BOX: How the Five International Schools Stack Up

1 INSEAD INSTITUT EUROPEEN D'ADMINISTRATION DES AFFAIRES Fontainebleau, France Founded 1959

320 students

$16,700 tuition for ten months

$60,000 average starting salary

The Rolls-Royce of European business schools is Insead. Low-slung steel and glass buildings dot the lushly wooded 17-acre campus, once the private hunting ground of French kings, 34 miles from Paris. Between classes, students gather around a crackling fire in the student lounge. Corporate recruiters are big fans, and more than half the students take jobs in a country other than their own.

2 LBS LONDON BUSINESS SCHOOL London, England

Founded 1965

247 students

$14,400 **tuition for 18 months

$56,000 average starting salary

London Business School is the closest thing in Europe to an American business school. A branch of the prestigious University of London, LBS mixes case studies with in-depth textbook teaching. Housed in a yellow brick complex on Regent's Park, LBS has a strong cachet across town in the City of London, Britain's financial capital. In 1986 and 1987 more than 40% of its graduates took jobs in financial services.

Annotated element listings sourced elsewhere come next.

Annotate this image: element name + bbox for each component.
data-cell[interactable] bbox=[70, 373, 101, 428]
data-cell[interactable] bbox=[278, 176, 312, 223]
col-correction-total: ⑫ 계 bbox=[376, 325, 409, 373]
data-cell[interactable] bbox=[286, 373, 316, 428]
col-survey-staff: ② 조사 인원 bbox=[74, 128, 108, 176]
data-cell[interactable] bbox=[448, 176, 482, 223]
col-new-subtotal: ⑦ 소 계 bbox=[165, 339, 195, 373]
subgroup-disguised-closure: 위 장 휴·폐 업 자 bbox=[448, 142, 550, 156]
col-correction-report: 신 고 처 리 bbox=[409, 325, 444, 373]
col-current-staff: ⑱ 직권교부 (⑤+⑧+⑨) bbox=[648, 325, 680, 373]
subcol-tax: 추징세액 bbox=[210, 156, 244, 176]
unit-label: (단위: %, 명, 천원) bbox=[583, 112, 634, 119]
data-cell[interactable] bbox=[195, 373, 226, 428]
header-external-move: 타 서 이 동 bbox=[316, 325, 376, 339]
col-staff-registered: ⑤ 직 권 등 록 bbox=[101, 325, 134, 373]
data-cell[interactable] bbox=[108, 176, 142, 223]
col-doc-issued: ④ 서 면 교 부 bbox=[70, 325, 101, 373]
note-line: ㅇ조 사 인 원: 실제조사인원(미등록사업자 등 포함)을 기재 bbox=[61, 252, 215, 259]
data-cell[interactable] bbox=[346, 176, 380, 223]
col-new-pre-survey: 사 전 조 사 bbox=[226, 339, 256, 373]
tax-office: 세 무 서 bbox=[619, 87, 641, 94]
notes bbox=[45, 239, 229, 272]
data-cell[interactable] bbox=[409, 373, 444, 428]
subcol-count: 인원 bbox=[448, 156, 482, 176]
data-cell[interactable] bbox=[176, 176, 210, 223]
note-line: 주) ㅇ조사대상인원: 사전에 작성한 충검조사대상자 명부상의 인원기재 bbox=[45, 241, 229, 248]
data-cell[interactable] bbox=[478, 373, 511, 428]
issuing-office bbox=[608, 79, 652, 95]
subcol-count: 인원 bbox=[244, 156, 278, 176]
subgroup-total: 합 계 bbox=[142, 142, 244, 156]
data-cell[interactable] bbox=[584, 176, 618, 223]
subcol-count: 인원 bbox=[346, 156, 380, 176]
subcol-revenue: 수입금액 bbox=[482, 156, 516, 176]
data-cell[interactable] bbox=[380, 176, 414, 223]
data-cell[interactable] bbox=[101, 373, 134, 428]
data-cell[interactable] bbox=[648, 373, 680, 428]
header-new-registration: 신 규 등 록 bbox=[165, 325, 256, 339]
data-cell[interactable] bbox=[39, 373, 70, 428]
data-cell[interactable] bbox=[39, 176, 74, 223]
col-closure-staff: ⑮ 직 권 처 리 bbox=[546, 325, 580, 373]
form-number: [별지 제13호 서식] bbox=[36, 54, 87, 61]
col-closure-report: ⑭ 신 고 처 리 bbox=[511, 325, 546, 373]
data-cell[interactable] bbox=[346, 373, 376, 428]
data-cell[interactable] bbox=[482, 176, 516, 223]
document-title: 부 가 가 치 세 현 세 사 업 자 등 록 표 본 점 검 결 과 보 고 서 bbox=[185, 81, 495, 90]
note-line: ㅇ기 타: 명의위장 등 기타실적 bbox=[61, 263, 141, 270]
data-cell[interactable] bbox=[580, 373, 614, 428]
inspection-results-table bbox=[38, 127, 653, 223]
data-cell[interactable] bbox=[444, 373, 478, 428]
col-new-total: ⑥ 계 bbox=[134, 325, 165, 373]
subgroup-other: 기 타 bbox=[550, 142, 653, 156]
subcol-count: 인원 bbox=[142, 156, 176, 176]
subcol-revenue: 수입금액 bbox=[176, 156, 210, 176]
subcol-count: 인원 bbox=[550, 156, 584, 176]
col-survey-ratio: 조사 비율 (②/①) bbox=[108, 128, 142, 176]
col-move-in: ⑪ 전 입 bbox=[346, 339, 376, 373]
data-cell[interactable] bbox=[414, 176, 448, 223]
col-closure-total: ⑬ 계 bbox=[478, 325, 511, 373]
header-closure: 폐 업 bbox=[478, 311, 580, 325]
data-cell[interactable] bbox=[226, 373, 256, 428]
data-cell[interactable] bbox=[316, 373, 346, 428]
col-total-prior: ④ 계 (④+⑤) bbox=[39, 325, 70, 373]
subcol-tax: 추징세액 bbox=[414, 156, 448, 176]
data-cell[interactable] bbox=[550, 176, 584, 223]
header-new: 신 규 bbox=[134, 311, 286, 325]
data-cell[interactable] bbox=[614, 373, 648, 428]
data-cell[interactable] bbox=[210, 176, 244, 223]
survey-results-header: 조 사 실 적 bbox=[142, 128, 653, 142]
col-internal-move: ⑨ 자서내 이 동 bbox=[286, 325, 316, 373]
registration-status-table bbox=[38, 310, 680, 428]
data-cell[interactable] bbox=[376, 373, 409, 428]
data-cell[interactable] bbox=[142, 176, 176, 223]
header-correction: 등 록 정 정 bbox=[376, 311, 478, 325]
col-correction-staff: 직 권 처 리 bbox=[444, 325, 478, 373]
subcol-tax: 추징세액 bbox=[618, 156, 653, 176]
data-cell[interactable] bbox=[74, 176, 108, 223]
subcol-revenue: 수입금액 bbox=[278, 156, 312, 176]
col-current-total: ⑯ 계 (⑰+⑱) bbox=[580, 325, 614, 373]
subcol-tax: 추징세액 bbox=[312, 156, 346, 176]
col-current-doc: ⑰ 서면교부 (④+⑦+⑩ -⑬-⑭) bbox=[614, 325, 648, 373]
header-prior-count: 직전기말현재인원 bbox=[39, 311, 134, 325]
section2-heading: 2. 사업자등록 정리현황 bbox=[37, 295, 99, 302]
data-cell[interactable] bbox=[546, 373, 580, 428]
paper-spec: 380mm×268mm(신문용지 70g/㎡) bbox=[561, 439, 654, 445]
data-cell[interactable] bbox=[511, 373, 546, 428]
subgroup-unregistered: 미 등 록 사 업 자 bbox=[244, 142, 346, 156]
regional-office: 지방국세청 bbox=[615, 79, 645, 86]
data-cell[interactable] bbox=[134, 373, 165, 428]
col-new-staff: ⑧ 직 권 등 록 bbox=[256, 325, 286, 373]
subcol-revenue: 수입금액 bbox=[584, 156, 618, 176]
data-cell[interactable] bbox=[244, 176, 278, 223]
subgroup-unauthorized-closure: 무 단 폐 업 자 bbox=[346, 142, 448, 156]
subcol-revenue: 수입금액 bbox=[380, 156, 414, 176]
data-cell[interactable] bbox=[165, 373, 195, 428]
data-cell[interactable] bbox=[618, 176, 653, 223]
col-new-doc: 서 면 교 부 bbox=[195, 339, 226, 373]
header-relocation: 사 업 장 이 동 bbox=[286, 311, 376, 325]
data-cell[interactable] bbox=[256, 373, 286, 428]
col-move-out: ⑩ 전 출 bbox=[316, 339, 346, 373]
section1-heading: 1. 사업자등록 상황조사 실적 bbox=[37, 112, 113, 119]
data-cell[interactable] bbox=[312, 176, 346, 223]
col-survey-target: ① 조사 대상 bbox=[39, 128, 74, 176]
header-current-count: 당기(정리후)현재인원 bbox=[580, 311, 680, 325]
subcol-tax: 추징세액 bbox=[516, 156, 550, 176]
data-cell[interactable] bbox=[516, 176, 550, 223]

2 IMEDE INTERNATIONAL MANAGEMENT DEVELOPMENT INSTITUTE Lausanne, Switzerland

Founded 1957

67 students $22,000 tuition for 11 months

$72,000 average starting salary

Small and spartan, Imede is renowned as an academic pressure cooker that transforms engineers and other specialists into cocky general managers in just 11 months. Founded by Nestle as an in-house management training school staffed with visiting Harvard professors, Imede is independent now, but still has close ties to the company. True to its Harvard roots, Imede leans heavily on case studies.

4 IMI INTERNATIONAL MANAGEMENT INSTITUTE Geneva, Switzerland

Founded 1946

52 students

$24,700 tuition for nine months

$70,000 average starting salary

Situated on a sloping, tree-covered campus across Lake Geneva from Imede, IMI is a no-nonsense training ground for managers much like its neighbor. With just 52 students, IMI is even smaller than Imede and has an even shorter program -- a whirlwind nine months. The school has strong industrial roots, and the curriculum includes both case studies and practical projects, all produced under harassing deadlines.

5 IESE INSTITUTO DE ESTUDIOS SUPERIORES DE LA EMPRESA Barcelona, Spain

Founded 1958

412 students

$17,200 tuition for 21 months

$32,000 average starting salary

One of Europe's largest business schools, IESE offers a U.S.-style two-year MBA. As the brainchild of the founder of Opus Dei -- the powerful, worldwide organization of lay Catholics -- IESE has deep religious roots. Crucifixes hang on classroom walls. Courses in business ethics predate Boesky. But the atmosphere is anything but grave. Sangria is available at the two bars and students read under palm trees.

*LBS and Imede are tied for second in FORTUNE's ranking. **Students from outside the European Economic Community pay tuition of $21,800.